Erik Naggum's wonderful rant about XML

michael_dorfman · on June 20, 2009

A classic rant.

"In many ways, the current [2002] American presidency and XML have much in common. Both have clear lineages back to very intelligent people. Both demonstrate what happens when you give retards the tools of the intelligent."

Erik will be sorely missed.

CodeMage · on June 21, 2009

A brief summary, then: Remove the syntactic mess that is attributes. (You will then find that you do not need them at all.) Enclose the /element/ in matching delimiters, not the tag. These simple things makes people think differently about how they use the language. Contrary to the foolish notion that syntax is immaterial, people optimize the way they express themselves, and so express themselves differently with different syntaxes. Next, introduce macros that look exactly like elements, but that are expanded in place between the reader and the "object model".

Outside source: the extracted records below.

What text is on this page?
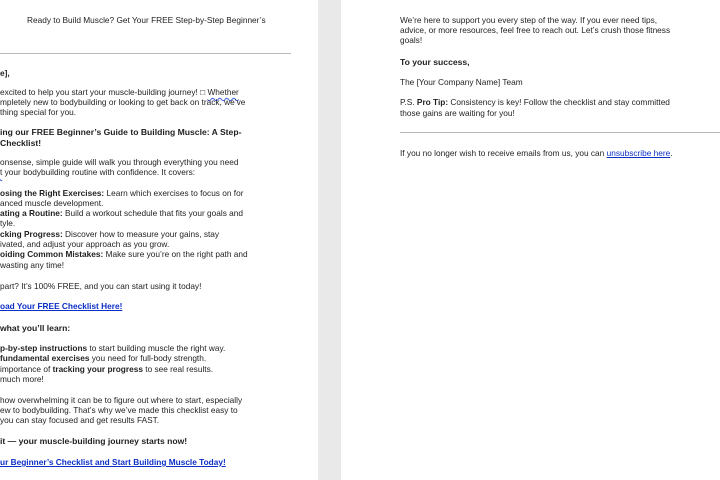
Ready to Build Muscle? Get Your FREE Step-by-Step Beginner’s
e],
excited to help you start your muscle-building journey! □ Whether
mpletely new to bodybuilding or looking to get back on track, we’ve
thing special for you.
ing our FREE Beginner’s Guide to Building Muscle: A Step-
Checklist!
onsense, simple guide will walk you through everything you need
t your bodybuilding routine with confidence. It covers:
osing the Right Exercises: Learn which exercises to focus on for
anced muscle development.
ating a Routine: Build a workout schedule that fits your goals and
tyle.
cking Progress: Discover how to measure your gains, stay
ivated, and adjust your approach as you grow.
oiding Common Mistakes: Make sure you’re on the right path and
wasting any time!
part? It’s 100% FREE, and you can start using it today!
oad Your FREE Checklist Here!
what you’ll learn:
p-by-step instructions to start building muscle the right way.
fundamental exercises you need for full-body strength.
importance of tracking your progress to see real results.
much more!
how overwhelming it can be to figure out where to start, especially
ew to bodybuilding. That’s why we’ve made this checklist easy to
you can stay focused and get results FAST.
it — your muscle-building journey starts now!
ur Beginner’s Checklist and Start Building Muscle Today!
We’re here to support you every step of the way. If you ever need tips,
advice, or more resources, feel free to reach out. Let’s crush those fitness
goals!
To your success,
The [Your Company Name] Team
P.S. Pro Tip: Consistency is key! Follow the checklist and stay committed
those gains are waiting for you!
If you no longer wish to receive emails from us, you can unsubscribe here.
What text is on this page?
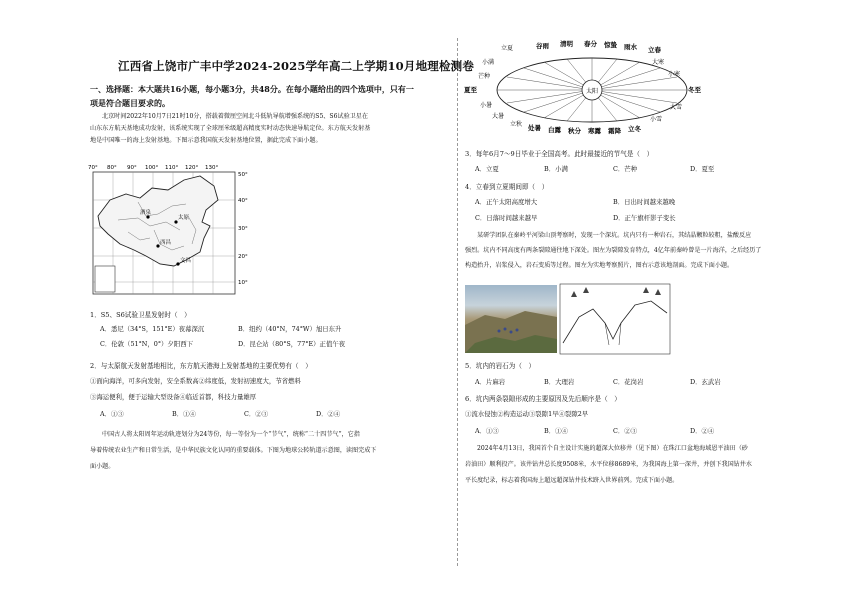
江西省上饶市广丰中学2024-2025学年高二上学期10月地理检测卷
一、选择题：本大题共16小题，每小题3分，共48分。在每小题给出的四个选项中，只有一
项是符合题目要求的。
北京时间2022年10月7日21时10分，搭载着微厘空间北斗低轨导航增强系统的S5、S6试验卫星在
山东东方航天基地成功发射，该系统实现了全球厘米级超高精度实时动态快速导航定位。东方航天发射基
地是中国唯一的海上发射基地。下图示意我国航天发射基地位置，据此完成下面小题。
70° 80° 90° 100° 110° 120° 130°
50°
40°
30°
20°
10°
酒泉
太原
西昌
文昌
1．S5、S6试验卫星发射时（　）
A．悉尼（34°S，151°E）夜幕深沉	B．纽约（40°N，74°W）旭日东升
C．伦敦（51°N，0°）夕阳西下	D．昆仑站（80°S，77°E）正值午夜
2．与太原航天发射基地相比，东方航天港海上发射基地的主要优势有（　）
①面向海洋，可多向发射，安全系数高②纬度低，发射初速度大，节省燃料
③海运便利，便于运输大型设备④临近首都，科技力量雄厚
A．①③	B．①④	C．②③	D．②④
中国古人将太阳周年运动轨迹划分为24等份，每一等份为一个“节气”，统称“二十四节气”，它指
导着传统农业生产和日常生活，是中华民族文化认同的重要载体。下图为地球公转轨道示意图，读图完成下
面小题。
太阳
立夏	谷雨 清明 春分 惊蛰 雨水 立春
大寒
小寒
冬至
大雪
小雪
立冬
霜降
寒露
秋分
白露
处暑
立秋
大暑
小暑
夏至
芒种
小满
3．每年6月7～9日毕业于全国高考。此时最接近的节气是（　）
A．立夏	B．小满	C．芒种	D．夏至
4．立春到立夏期间即（　）
A．正午太阳高度增大	B．日出时间越来越晚
C．日落时间越来越早	D．正午旗杆影子变长
某研学团队在秦岭平河梁山顶考察时，发现一个深坑。坑内只有一种岩石，其结晶颗粒较粗，盐酸反应
强烈。坑内不同高度有两条裂隙通往地下深处。图左为裂隙发育特点，4亿年前秦岭曾是一片海洋，之后经历了
构造抬升，岩浆侵入，岩石变质等过程。图左为实地考察照片，图右示意该地剖面。完成下面小题。
5．坑内的岩石为（　）
A．片麻岩	B．大理岩	C．花岗岩	D．玄武岩
6．坑内两条裂隙形成的主要原因及先后顺序是（　）
①流水侵蚀②构造运动③裂隙1早④裂隙2早
A．①③	B．①④	C．②③	D．②④
2024年4月13日，我国首个自主设计实施的超深大位移井（见下图）在珠江口盆地海域恩平油田（砂
岩油田）顺利投产。该井钻井总长度9508米，水平位移8689米，为我国海上第一深井，并创下我国钻井水
平长度纪录，标志着我国海上超远超深钻井技术跻入世界前列。完成下面小题。
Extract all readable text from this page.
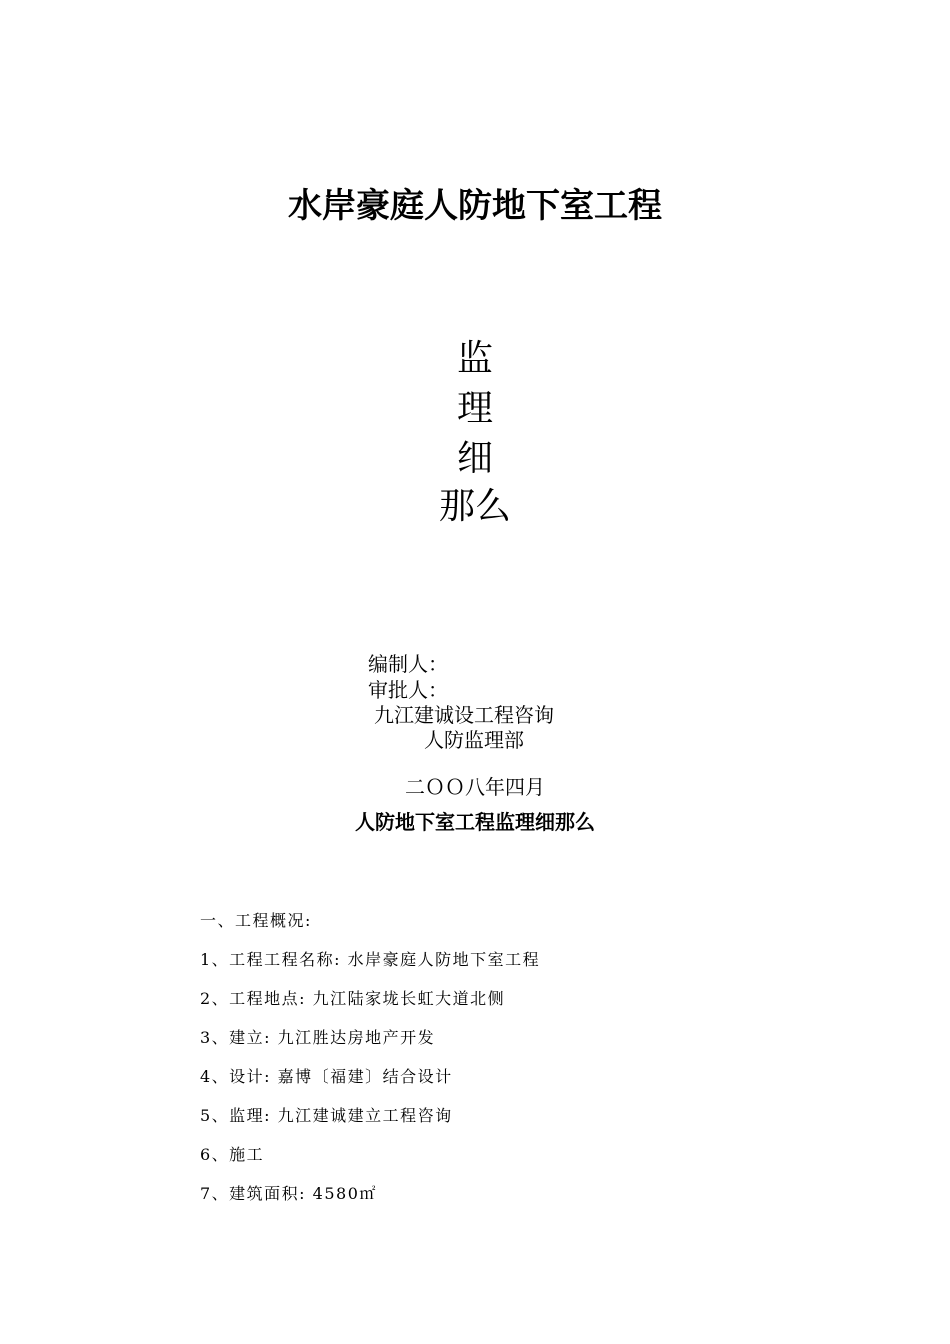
水岸豪庭人防地下室工程
监
理
细
那么
编制人：
审批人：
九江建诚设工程咨询
人防监理部
二ＯＯ八年四月
人防地下室工程监理细那么
一、工程概况:
1、工程工程名称: 水岸豪庭人防地下室工程
2、工程地点: 九江陆家垅长虹大道北侧
3、建立: 九江胜达房地产开发
4、设计: 嘉博〔福建〕结合设计
5、监理: 九江建诚建立工程咨询
6、施工
7、建筑面积: 4580㎡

Maybe I'm weird, but to me (this part) sounds like LISP.

wvenable · on June 21, 2009

"Enclose the /element/ in matching delimiters"

I don't understand this part? What is he proposing this looks like?

functional-tree · on June 21, 2009

I don't understand it either. You somehow have to differentiate the tag from the content; maybe he wanted to reduce the redundancy of the open/close tags. Something like CSS:

    h1 { this is a header }
    p  { this is the content. }

HTML5-style optional ending tags might also work:

    <h1>This is a header
    <p>This is some content.

(Though I remain confused about which closing tags are optional in the HTML5 spec. I think h1 tags have to be closed.)

blasdel · on June 21, 2009

That's not "HTML5-style"! HTML5 has nothing to do with this. HTML has always had optional closing tags when dealing with non-nesting elements. Purge the nonsense XML propaganda from your brain.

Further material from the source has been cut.